Análise: Dino impõe dilema a bancos por Magnitsky
Ministro decidiu que leis ou decisões judiciais de outros países só têm efeito no Brasil se passarem por validação da Justiça brasileira
A decisão do ministro Flávio Dino, do STF (Supremo Tribunal Federal), impõe um dilema a bancos: o que falará mais alto? Implicações graves como uma multa dos Estados Unidos ou desrespeitar uma ordem do STF?
Pegando carona em outras discussões que correm na Suprema Corte, Dino decidiu que leis ou decisões judiciais de outros países não têm efeitos no Brasil, a não ser que passem por uma validação da Justiça brasileira.
Não é preciso citar a Lei Magnitsky, aplicada recentemente ao colega Alexandre de Moraes, para se entender um dos objetivos da decisão do caçula da Corte.
Entre as avaliações de governistas está a de que o Supremo quis traçar uma linha no chão e demarcar algum nível de proteção ao ministro e à Corte como um todo.

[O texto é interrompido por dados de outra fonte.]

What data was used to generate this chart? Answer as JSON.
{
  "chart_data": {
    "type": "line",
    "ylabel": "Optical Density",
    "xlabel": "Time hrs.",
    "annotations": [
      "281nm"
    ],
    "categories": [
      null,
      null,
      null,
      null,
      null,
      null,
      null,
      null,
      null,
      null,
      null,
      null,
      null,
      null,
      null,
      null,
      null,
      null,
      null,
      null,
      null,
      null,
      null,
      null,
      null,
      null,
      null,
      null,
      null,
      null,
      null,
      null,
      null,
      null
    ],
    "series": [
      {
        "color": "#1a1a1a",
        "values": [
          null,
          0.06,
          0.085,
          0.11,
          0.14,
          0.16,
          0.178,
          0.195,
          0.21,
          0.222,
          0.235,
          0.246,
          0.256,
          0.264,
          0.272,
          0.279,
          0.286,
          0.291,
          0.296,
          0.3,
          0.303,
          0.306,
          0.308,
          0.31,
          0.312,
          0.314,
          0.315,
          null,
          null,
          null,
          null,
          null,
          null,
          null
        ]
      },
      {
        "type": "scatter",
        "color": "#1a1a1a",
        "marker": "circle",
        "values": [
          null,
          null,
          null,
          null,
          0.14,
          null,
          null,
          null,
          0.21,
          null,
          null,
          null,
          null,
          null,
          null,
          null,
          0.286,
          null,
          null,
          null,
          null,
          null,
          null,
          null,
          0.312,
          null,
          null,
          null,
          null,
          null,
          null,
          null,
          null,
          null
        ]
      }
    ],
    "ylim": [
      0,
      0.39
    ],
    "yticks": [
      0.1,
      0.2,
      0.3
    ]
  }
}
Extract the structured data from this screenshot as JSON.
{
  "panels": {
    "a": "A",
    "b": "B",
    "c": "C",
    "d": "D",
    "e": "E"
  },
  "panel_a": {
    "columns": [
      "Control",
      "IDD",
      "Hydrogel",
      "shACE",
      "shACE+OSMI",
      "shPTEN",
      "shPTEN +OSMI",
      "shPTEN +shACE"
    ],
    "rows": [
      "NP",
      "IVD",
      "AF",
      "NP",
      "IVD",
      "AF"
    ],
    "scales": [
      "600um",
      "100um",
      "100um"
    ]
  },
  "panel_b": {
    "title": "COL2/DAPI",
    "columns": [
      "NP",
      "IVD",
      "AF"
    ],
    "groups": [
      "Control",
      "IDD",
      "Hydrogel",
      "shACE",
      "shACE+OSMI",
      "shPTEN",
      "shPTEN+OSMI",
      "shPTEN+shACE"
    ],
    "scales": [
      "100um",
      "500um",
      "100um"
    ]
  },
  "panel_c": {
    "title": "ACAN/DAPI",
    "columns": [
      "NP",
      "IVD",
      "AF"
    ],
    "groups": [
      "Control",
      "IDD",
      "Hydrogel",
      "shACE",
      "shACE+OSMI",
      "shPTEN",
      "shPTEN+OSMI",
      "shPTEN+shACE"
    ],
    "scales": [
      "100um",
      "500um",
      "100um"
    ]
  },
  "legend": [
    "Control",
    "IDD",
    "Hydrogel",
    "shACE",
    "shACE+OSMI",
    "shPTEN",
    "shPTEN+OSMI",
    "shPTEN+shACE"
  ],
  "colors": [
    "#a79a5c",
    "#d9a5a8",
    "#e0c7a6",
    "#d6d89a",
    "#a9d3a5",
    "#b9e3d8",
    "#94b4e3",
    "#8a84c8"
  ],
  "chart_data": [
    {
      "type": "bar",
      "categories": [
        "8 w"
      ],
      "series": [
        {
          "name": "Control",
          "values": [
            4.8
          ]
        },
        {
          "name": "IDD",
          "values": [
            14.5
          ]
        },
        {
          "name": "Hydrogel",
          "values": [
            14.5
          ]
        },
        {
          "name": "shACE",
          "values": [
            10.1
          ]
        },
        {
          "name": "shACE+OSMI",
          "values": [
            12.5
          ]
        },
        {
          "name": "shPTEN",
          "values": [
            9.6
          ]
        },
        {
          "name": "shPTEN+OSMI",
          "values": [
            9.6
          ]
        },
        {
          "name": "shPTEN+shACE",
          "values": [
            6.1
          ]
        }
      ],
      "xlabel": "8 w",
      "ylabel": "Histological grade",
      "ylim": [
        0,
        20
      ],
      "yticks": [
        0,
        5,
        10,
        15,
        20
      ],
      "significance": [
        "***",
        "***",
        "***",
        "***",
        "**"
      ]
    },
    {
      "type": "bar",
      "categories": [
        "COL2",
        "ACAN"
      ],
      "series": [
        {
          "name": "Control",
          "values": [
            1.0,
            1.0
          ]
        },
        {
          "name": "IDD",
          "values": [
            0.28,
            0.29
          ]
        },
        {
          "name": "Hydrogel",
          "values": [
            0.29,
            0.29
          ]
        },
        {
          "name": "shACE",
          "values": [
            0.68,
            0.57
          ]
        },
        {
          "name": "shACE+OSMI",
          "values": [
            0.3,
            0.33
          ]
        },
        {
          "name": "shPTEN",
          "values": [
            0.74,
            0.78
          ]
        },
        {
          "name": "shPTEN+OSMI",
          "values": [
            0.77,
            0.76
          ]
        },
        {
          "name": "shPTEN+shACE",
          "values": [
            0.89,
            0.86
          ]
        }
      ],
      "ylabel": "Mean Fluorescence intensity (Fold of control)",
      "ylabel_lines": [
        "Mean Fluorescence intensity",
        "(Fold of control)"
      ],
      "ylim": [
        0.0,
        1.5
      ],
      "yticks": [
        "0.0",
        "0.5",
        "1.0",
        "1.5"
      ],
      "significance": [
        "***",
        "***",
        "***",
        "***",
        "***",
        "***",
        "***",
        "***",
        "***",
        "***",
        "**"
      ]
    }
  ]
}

A dúvida é como isso pode ser equacionado pelos bancos.
Juristas apontam precedentes de instituições financeiras na Europa que violaram as sanções da Magnitsky e que receberam sanções bilionárias do Tesouro americano.
"A rigor, o banco com sede no Brasil terá que cumprir a decisão brasileira, mas terá descumprido a medida estabelecida pelos EUA, o que será, pelos americanos, considerado um descumprimento decisório. Uma situação muito delicada", avalia o professor de Direito Constitucional da UFF (Universidade Federal Fluminense) Gustavo Sampaio.
Para o professor, o Poder Judiciário brasileiro pode tomar uma decisão como a de Dino. A questão é que isso implica em uma colisão de duas vontades soberanas.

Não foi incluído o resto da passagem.